Predictive analytics relies on Big Data. This technology is based on five Vs, identified as volume, variety, veracity, velocity, and value. Three of them are fundamental to the success of predictive analytics — as we will show below.

Variety

It is very important to have a good diversity of data sources and formats, to obtain a deeper analysis. In addition, this aspect helps to obtain less “biased” results — often caused by a single database.

Truthfulness

Veracity is an essential aspect: there is no point in having a large volume of data if the information is not reliable. Therefore, before carrying out any type of analysis, it is important to question whether the source of such data is reliable.

Speed

Just as important as having reliable and diverse data is having the agility to process it. This is because many of the insights may no longer be useful if the timing is lost.

In this sense, a good platform needs to have the ability to cross-reference information collected in real time, to generate accurate predictions based on the analyses.

What are examples of the application of predictive analytics?

Predictive analysis is part of the routine of large companies in a wide range of segments. Below, see some examples of its application.

Churn prediction

Predictive analysis can predict when certain customers are no longer satisfied with the solutions offered. This way, the company can plan better , based on a review of its weaknesses.

This allows you to develop new retention strategies or, in difficult scenarios, at least better prepare for customer loss.

Upsell and cross-sell

In contrast to churn prediction, in this aspect, the company can perceive the customer’s willingness to be interested in a new product.

This way, it is possible to approach it more precisely to offer a more advantageous upgrade for the customer and more profitable for the company.

Agribusiness

One of the biggest challenges that this technology allows us to overcome is knowledge about the climate and the conditions that impact planting.

Based on historical data and the help of advanced algorithms, we are able to predict events and receive insights on measures to overcome them, making the production chain more flexible to survive climate change.

The information also increases business leaders’ visibility into the level of waste and losses, among other aspects.

The use of field data and the automation of agricultural equipment make it possible to carry out rural activities more effectively and on a broader scale.

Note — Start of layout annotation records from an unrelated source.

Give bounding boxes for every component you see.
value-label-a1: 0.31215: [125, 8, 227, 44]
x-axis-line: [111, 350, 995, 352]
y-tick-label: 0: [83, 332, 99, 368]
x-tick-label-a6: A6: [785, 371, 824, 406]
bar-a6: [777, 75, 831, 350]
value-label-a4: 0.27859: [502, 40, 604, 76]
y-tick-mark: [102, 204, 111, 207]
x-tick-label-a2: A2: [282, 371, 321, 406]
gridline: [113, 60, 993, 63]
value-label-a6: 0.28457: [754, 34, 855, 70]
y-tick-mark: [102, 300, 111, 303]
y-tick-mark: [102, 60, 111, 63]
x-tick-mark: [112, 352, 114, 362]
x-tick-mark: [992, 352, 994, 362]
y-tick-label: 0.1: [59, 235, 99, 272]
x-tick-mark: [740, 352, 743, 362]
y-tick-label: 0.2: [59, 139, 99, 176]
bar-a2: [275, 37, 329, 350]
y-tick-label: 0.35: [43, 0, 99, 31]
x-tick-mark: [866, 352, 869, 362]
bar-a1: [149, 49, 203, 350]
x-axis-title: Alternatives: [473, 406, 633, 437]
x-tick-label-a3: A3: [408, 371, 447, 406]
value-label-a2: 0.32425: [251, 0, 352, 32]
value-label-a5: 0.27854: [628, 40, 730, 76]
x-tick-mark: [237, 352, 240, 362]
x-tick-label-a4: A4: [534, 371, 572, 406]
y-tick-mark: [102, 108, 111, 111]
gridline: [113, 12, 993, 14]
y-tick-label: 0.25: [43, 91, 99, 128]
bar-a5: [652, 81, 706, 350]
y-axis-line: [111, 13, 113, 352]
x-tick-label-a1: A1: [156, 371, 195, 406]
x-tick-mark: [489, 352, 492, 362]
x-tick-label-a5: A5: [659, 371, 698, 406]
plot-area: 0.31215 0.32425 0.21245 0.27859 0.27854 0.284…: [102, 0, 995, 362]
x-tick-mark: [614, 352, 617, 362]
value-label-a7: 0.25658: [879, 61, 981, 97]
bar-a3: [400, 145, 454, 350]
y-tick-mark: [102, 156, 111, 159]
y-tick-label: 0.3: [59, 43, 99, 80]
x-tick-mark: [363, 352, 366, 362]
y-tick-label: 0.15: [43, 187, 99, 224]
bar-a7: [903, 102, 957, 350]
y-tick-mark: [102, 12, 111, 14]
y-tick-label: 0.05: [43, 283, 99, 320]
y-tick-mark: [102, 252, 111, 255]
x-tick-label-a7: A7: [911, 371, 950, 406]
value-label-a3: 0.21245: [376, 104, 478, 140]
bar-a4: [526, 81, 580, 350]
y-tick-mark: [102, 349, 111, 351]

An example of this is an autonomous tractor, which can receive weather forecast data.

Using this information, the equipment identifies when it can carry out its work in better weather conditions. Therefore, if the weather worsens, it can stop automatically and continue the interrupted task as soon as the situation changes.

In this way, agricultural management can incorporate predictive analysis, with a focus on the evolution of cold chain chains, to avoid losses , increase productivity and get ahead of the competition in terms of traceability, quality and reliability.